Há poucos dias, a população brasileira acompanhou o “erro técnico” da candidata a presidenta pelo Partido Socialista Brasileiro (PSB) Marina Silva, que divulgou em suas propostas de campanha apoio à união de casais homoafetivos, mas, em apenas 24 horas, voltou atrás e sob pressão de grupos fundamentalistas amenizou o ponto em questão, defendendo que se comprometeria apenas em garantir os direitos oriundos da união civil entre pessoas do mesmo sexo. Apesar das justificativas de “erro de diagramação”, a substituta de Eduardo Campos foi acusada de ceder às pressões de grupos evangélicos. Marina também é acusada de ter posições conservadoras por ser evangélica.
“O que aconteceu demonstra a força que o fundamentalismo tem. Política e religião não deveriam nunca estar atreladas, mas sabemos que isso acontece no Brasil e vimos isso no posicionamento de Marina. A candidata percebeu que a pauta LGBT poderia ser muito cara para ela e, assim, contatamos que não há comprometimento. Uma candidata que lança um programa de governo e, um dia depois, diz que se enganou não é séria e não vai governar para todos”, critica a ativista da Articulação Brasileira de Lésbica.
Para que a população conheça candidatos que assumem abertamente propostas voltadas para a defesa dos direitos civis de gays, lésbicas, bissexuais, travestis, transexuais e transgêneros, um movimento social suprapartidário criou o site colaborativo http://www.votelgbt.org/. A iniciativa tem como marco, justamente, a polêmica envolvendo Marina Silva. O site já catalogou mais de 100 candidatos de diferentes partidos.
“Queremos um país em que todo mundo tenha seus direitos garantidos e suas vidas respeitadas. Para isso, precisamos escolher políticos verdadeiramente comprometidos com os direitos humanos”, declara um dos textos publicados no site.

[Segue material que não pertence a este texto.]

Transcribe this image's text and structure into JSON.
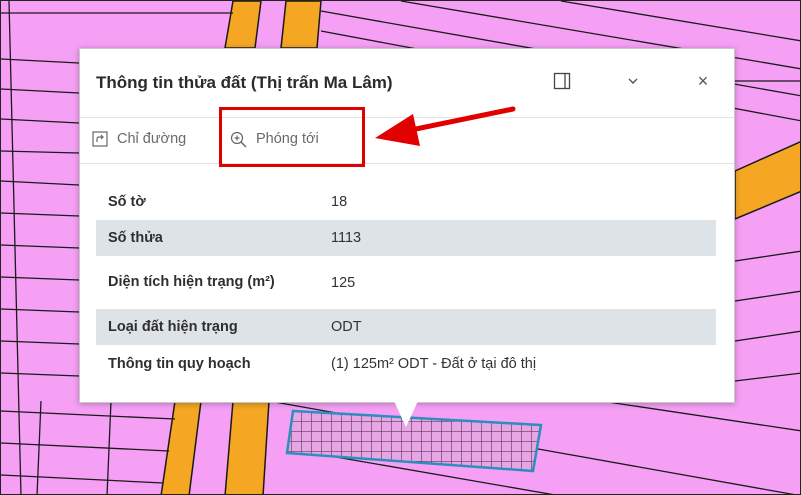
{
  "popup": {
    "title": "Thông tin thửa đất (Thị trấn Ma Lâm)",
    "dock_icon": "dock-panel-icon",
    "collapse_icon": "chevron-down-icon",
    "close_icon": "close-icon",
    "close_glyph": "×"
  },
  "actions": [
    {
      "label": "Chỉ đường",
      "icon": "directions-icon"
    },
    {
      "label": "Phóng tới",
      "icon": "zoom-in-icon"
    }
  ],
  "attributes": [
    {
      "key": "Số tờ",
      "value": "18"
    },
    {
      "key": "Số thửa",
      "value": "1113"
    },
    {
      "key": "Diện tích hiện trạng (m²)",
      "value": "125"
    },
    {
      "key": "Loại đất hiện trạng",
      "value": "ODT"
    },
    {
      "key": "Thông tin quy hoạch",
      "value": "(1) 125m² ODT - Đất ở tại đô thị"
    }
  ],
  "colors": {
    "parcel_fill": "#f5a0f5",
    "road_fill": "#f5a623",
    "parcel_line": "#1a1a1a",
    "selection_outline": "#2a8fbd",
    "selection_hatch": "#6b3a5a",
    "annotation_red": "#e10000",
    "row_alt_bg": "#dde3e6"
  }
}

O suspeito de assassinar Donati, o lavrador Andrie Ferreira da Silva, de 20 anos, confessou o crime à polícias. Ele contou que manteve relação sexual com a vítima no mesmo terreno onde o corpo foi encontrado. Alegando não ser homossexual, Silva afirmou que a motivação para o crime não teria sido homofobia. Após a relação sexual, os dois teriam se desentendido e entrado em luta corporal. Em depoimento, o suspeito alegou ter usado apenas as próprias mãos para matar João, sem a utilização de nenhum objeto.
Segundo o delegado responsável pelo caso, Humberto Teófilo, o suspeito esqueceu os documentos pessoais no local do crime, levando a polícia ao seu paradeiro. Silva foi detido em uma plantação de tomates, onde trabalhava, e não resistiu à prisão.De acordo com Humberto Teófilo, o laudo do Instituto Médico Legal (IML) apontou que a vítima lutou com o agressor antes de morrer. Donati morreu asfixiado e, ao contrário do foi informado inicialmente, não houve nenhuma fratura em seu corpo. O exame também apontou que a vítima foi encontrada com papéis de picolé e sacolas plásticas na boca, o que causou o sufocamento.O delegado falou ainda que não havia nenhum bilhete na boca dele com insinuações homofóbicas, como foi noticiado. “Não sei de onde tiraram isso.”